Monday, February 23, 2009

Hurricane Hell 9/16/08

For the last twenty-five years or so, the Houston/Galveston area managed to dodge some major bullets in terms of major hurricanes. Many times me and my family prepared for the worst and nothing happened. The most we saw in that 25-year span were baby hurricanes and minor tropical storms. Then, about three years ago, we got the wake-up call with Katrina first and then Rita, which apeared it would take dead aim at the Houston/Galveston area. Once again we'd dodged what was a monster hurricane.

This year's hurricane forecast as in recent years didn't look too good fo the U.S. coastal areas. Personally I'd become complacent in recent years. I'd pretty much determined that if it happened, it happened, and there was nothign I could do about it. This year we avoided a direct hit by Hurricanes Dolly and Gustav, but took a glancing blow from Tropical Storm Edouard.

Then the Cape Verde season began, and that's usually when I pay attention because those storms have historically taken aim at the Gulf Coast. So when Ike formed just off the Cape Verde coast, I really didn't pay much attention because the forecasters said Josephine would have a better chance of taking aim at the Texas Gulf Coast.

Ike was already ahead of Josephine and tmoving over storm weary Haiti, Cuba, and the Caribbean. Forecasters and meteorologists scrambled to predict where exactly the storm would make landfall. For the first time in 25 years, I actually stopped and took notice. Galveston and Houston were in the center of the cone of uncertainity, and the closer it got, the more likely landfall would be somewhere in the area.

Monday I got in touch with my family in Texas City, just to the south of Houston and north of Galveston. Mom told me that she had no idea we were in the target zone, but that she would concact me later in the week with their plans.

In the mean time, I hoped and prayed this thing would go the other way and miss us, but I knew our time was past due. The grocery store where I work was busy Thursday morning, and then by that afternoon, shelves had emptied of can goods, water, and even perishables like dairy, meat, and produce.

After I got off work, Mom had made the decision to evacuate now that it was obvious Hurricane Ike was about to take aim at Galveston. Dad and Grandma sheltered at my apartkment, and the rest of my family at my sister's house in Bellaire.

We watched the news coverage and waited as the storm got closer by the hour. Ahead of the hurricane water pushed into the bays and bayous south from Corpus Christi north to Surfside, Galveston, the Bolivar Peninsula, and even as far north as Beaumont and southern Louisiana. This storm was huge and it was only a cat 2.

Just after midnight Ike began to move into the Houston area after battering the coast. For eight exhausting hours wind and rain battered my apartment complex. All over the Montrose where I live transformers exploded and the entire area went dark.

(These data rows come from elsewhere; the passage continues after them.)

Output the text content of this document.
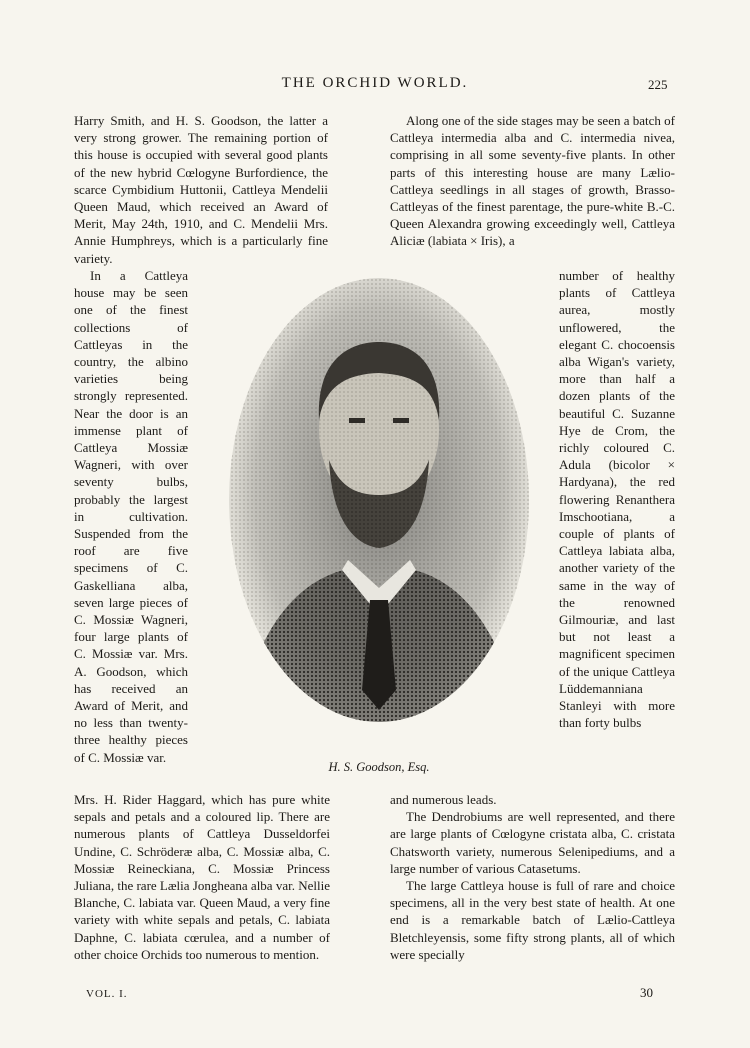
THE ORCHID WORLD.	225

Harry Smith, and H. S. Goodson, the latter a very strong grower. The remaining portion of this house is occupied with several good plants of the new hybrid Cœlogyne Burfordience, the scarce Cymbidium Huttonii, Cattleya Mendelii Queen Maud, which received an Award of Merit, May 24th, 1910, and C. Mendelii Mrs. Annie Humphreys, which is a particularly fine variety.

In a Cattleya house may be seen one of the finest collections of Cattleyas in the country, the albino varieties being strongly represented. Near the door is an immense plant of Cattleya Mossiæ Wagneri, with over seventy bulbs, probably the largest in cultivation. Suspended from the roof are five specimens of C. Gaskelliana alba, seven large pieces of C. Mossiæ Wagneri, four large plants of C. Mossiæ var. Mrs. A. Goodson, which has received an Award of Merit, and no less than twenty-three healthy pieces of C. Mossiæ var.

Mrs. H. Rider Haggard, which has pure white sepals and petals and a coloured lip. There are numerous plants of Cattleya Dusseldorfei Undine, C. Schröderæ alba, C. Mossiæ alba, C. Mossiæ Reineckiana, C. Mossiæ Princess Juliana, the rare Lælia Jongheana alba var. Nellie Blanche, C. labiata var. Queen Maud, a very fine variety with white sepals and petals, C. labiata Daphne, C. labiata cœrulea, and a number of other choice Orchids too numerous to mention.

Along one of the side stages may be seen a batch of Cattleya intermedia alba and C. intermedia nivea, comprising in all some seventy-five plants. In other parts of this interesting house are many Lælio-Cattleya seedlings in all stages of growth, Brasso-Cattleyas of the finest parentage, the pure-white B.-C. Queen Alexandra growing exceedingly well, Cattleya Aliciæ (labiata × Iris), a

number of healthy plants of Cattleya aurea, mostly unflowered, the elegant C. chocoensis alba Wigan's variety, more than half a dozen plants of the beautiful C. Suzanne Hye de Crom, the richly coloured C. Adula (bicolor × Hardyana), the red flowering Renanthera Imschootiana, a couple of plants of Cattleya labiata alba, another variety of the same in the way of the renowned Gilmouriæ, and last but not least a magnificent specimen of the unique Cattleya Lüddemanniana Stanleyi with more than forty bulbs

and numerous leads.

The Dendrobiums are well represented, and there are large plants of Cœlogyne cristata alba, C. cristata Chatsworth variety, numerous Selenipediums, and a large number of various Catasetums.

The large Cattleya house is full of rare and choice specimens, all in the very best state of health. At one end is a remarkable batch of Lælio-Cattleya Bletchleyensis, some fifty strong plants, all of which were specially

H. S. Goodson, Esq.
VOL. I.	30
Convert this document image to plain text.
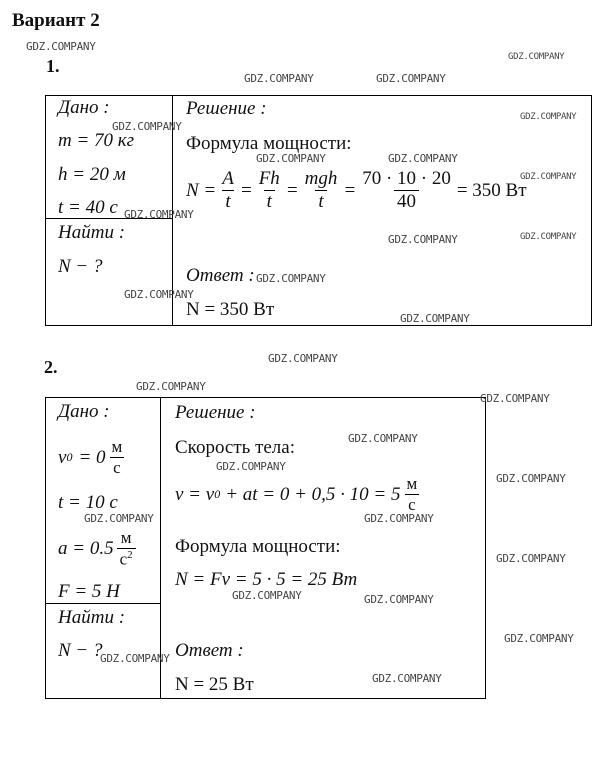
Вариант 2
1.
Дано :
m = 70 кг
h = 20 м
t = 40 с
Найти :
N − ?
Решение :
Формула мощности:
$N = \frac{A}{t} = \frac{Fh}{t} = \frac{\text{mgh}}{t} = \frac{70 \cdot 10 \cdot 20}{40} = 350$ Вт
Ответ :
N = 350 Вт
2.
Дано :
v $0 = 0 \frac{м}{с}$
t = 10 с
$a = 0.5 \frac{м}{с^2}$
F = 5 Н
Найти :
N − ?
Решение :
Скорость тела:
v = v 0 + at = $0 + 0,5 \cdot 10 = 5 \frac{м}{с}$
Формула мощности:
N = Fv = 5 · 5 = 25 Вт
Ответ :
N = 25 Вт
GDZ.COMPANY
GDZ.COMPANY
GDZ.COMPANY	GDZ.COMPANY
GDZ.COMPANY
GDZ.COMPANY
GDZ.COMPANY	GDZ.COMPANY
GDZ.COMPANY
GDZ.COMPANY
GDZ.COMPANY	GDZ.COMPANY
GDZ.COMPANY
GDZ.COMPANY
GDZ.COMPANY
GDZ.COMPANY
GDZ.COMPANY
GDZ.COMPANY
GDZ.COMPANY
GDZ.COMPANY
GDZ.COMPANY
GDZ.COMPANY	GDZ.COMPANY
GDZ.COMPANY
GDZ.COMPANY	GDZ.COMPANY
GDZ.COMPANY
GDZ.COMPANY
GDZ.COMPANY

Daylight revealed lots of downed trees and there were branches and leaves all over the place. Listening to the battery operated radio I had, word from the coast wasn't good. Many landmarks across the Gulf Coast were gone or destroyed.

Just today I got electricity back, and I was able to see just what exactly happened. East of Houston in Orange County and Chambers County, the devastation was unbelievable. Entire communities along the Bolivar Peninsula to the east of Galveston Island were wiped off the map, and water still inundated areas further east.

Along Galveston Bay, many of the communities from Bacliff to San Leon, and north to Shoreacres and Baytown were nearly wiped out by the 13-15 foot storm surge.

On a personal note, my family went home Saturday afternoon and found their roofs slightly damanged, and the trees knocked oer. Nothing as major as what happened along the coast.

So far the Texas Gulf Coast from Brazoria to Galveston and Chambers counties are closed off. Do not attempt to go south and try and help. Instead I encourage people to donate to their local Red Cross and Salvation Army.

It will be many months, possibly even years before many of these areas fully recover. If you loved going to the Gulf of Mexico to vacation or to party or whatever, then I strongly encourage you to help those people because their situation is dire.